Nos Inspiras Tú is inspired by these values, Garcia said, and represents a commitment to utilize Unilever's brand power to help address issues that are particular to Hispanics in this country.

"We want to help and I think we can benefit by growing our brands with this community," he said. Dove's role in the Nos Inspiras Tú campaign, he said, is based on recognition that the pressure to fit the ideals of body imagine that are prevalent in U.S. culture are causing stress for Hispanic girls at a very young age. Unilever has commissioned a study by Marisol Perez, a psychology professor at Arizona State University, to understand the power of self esteem and to try to develop a tool to address this concern.

Garcia says this curriculum is expected to be unveiled in 2022 and will utilize the expertise of organizations like the Boys and Girls Clubs of America.

Knorr will partner with UnidosUS, the nation's largest Latino civil rights and ad- vocacy organization. "We are trying to understand by working with them what are the needs of Hispanics in rural areas and to support solutions for better nutrition," he said.

Hellmann's is assigned to inspire people around the world to minimize food waste, Garcia said. This involves bringing simple solutions to creating more tasteful and nutritious meals from leftovers by using the mayonnaise as a condiment.
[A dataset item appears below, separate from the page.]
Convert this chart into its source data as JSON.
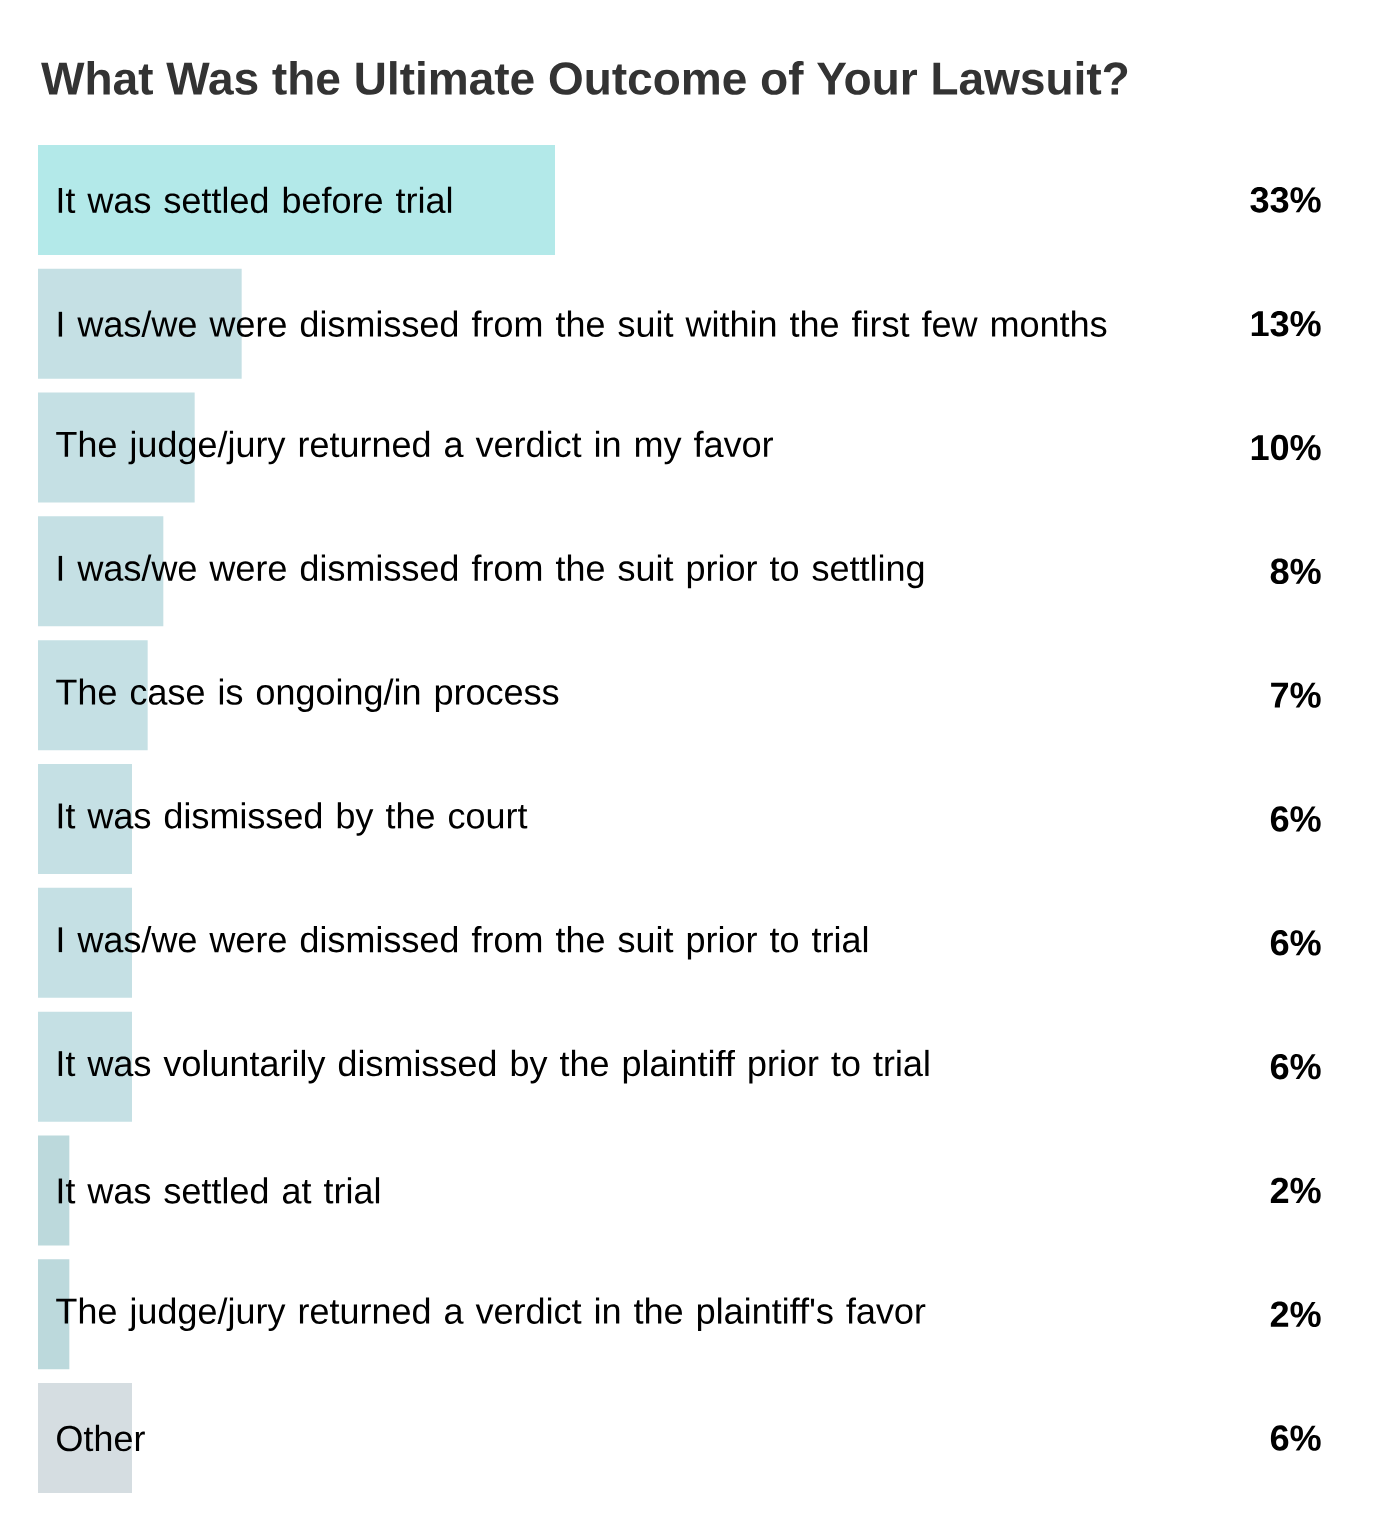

Another program that Garcia said reflects the company's values is United for America. This effort was started last year to aid communities such as Hispanics that were most affected by COVID, He said. Working with more than 100 partners, Unilever helped people to obtain food and personal care goods as well as access to WiFi and computers so they could continue their education.

For Unilever, he said, "I would like us to bring other companies that compete with us into this mission of making a sensible living commonplace. We alone can not fix the issues that the world faces today, but by creating that conscientious choice of responsible capitalism will allow us to create that society that we are aspiring to create." In addition, he said, "I would like to demonstrate to the world that there is no trade off between growth and shareholder concern and creating a better society and sustainable living." A commitment to environmental and societal improvements, Garcia said, "is not only a magnet but a condition for consideration for the best and the brightest in the world to come join us."

"I WOULD LIKE TO DEMONSTRATE TO THE WORLD THAT THERE
IS NO TRADE OFF BETWEEN GROWTH AND SHAREHOLDER CONCERN AND CREATING A BETTER SOCIETY AND SUSTAINABLE LIVING."